トントントンと画面をタップし、好子はロックを解除させる。次に出てきたのは同じ水族館で撮った好子と一也の写真だった。見た目は今とそう変わりないから最近撮ったものであることが窺える。
「これは…?」
「毎年、愛の命日の頃に二人で水族館に行ってるの。あの子、ここが好きだから行けば愛に会えるんじゃないかなって思ったりしてね」
「そうだったんですね…あの、今年も行くんですか?」
「ええ、そのつもりよ」
「…私も、一緒に行ってもいいですか?」
「いいよって言いたいが、申し訳ない。うちの車は二人乗りなんだよ」
そう言って一也は赤い車を指差す。軽のスポーツカーだから定員は2名と切り詰められている。車高を落としたりエアロパーツをつけたりと、相変わらずだなと愛は思う。
「大丈夫です、私誕生日来たらバイクの免許取るので、ついていきます」
「バイクって原付かい?」
「いえ、中型取ります!中型なら高速もいけますし」
「本当かい?結構中型重いよ?」
「そうみたいですけど…がんばります」
「その次の年は私もご一緒してもいいですか?あ、お邪魔ですかね?」
「そんなことないわ。みんなで行った方が楽しいし、いいでしょ?」
「そうだなぁ、未成年はバイクの高速二人乗りダメだったと思うから…四人の時はレンタカーで行くとするかな」
「はい、楽しみにしてます」
「由香ちゃんも予定が合えば一緒にね」
「はい、よろしくお願いします」
と。空に一筋の光が登る。消えたと思ったその刹那、パッと夜空を花火が彩る。話し込むうちに打ち上げの時刻となったようだ。
「あら、始まったのね」
「やば、準備しなきゃ」
石井は慌ててリュックを下ろして準備を始める。ホテルで望遠レンズに付け替えてきたので三脚の組み立てに取り掛かる。
「綺麗ね」
「そうですね。毎年、ここで見てるんですか?」
「ええ。あの子もここで花火を見るのが好きだったから」
「私も好きです。すごく、綺麗だから」
「ほんとに、愛そっくりね」
「だな」
事前に好子から聞いていたとはいえ、会って間もないというのに父も葵と馴染んでいた。実際に会って、葵の空気に触れて感じるものがあったのだろう。母と比べると少し距離は離れているものの、親子三人が揃った形となる。三人とも並んで夜空を、花火を見上げていた。
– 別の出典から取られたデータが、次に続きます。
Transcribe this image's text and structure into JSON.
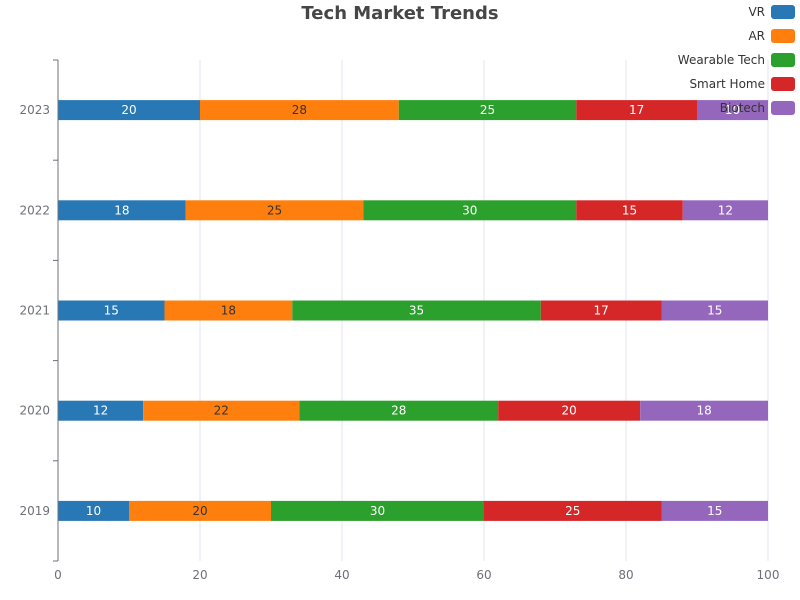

カシャ、カシャと時折シャッター音が聞こえる。カメラの準備を終えた石井が花火に合わせてシャッターを切っていた。望遠と広角の二台を使い分けていた。
初夏の山を吹き抜ける風はひんやりとしていた。それでも、この風も、街並みも、花火も。隣に並んで立つ両親も変わらない。
葵は…愛は望んでいたものに触れたような気がしていた。まだ全てを打ち明けたわけではない。
それでも、葵の中に存在する愛を感じ取ってもらえている。その事だけで葵の思いは満たされていた。
この時がずっと続いてほしい。終わってほしくない。
花火よ、終わらないでと願いながら、ずっと夜空を見上げていた。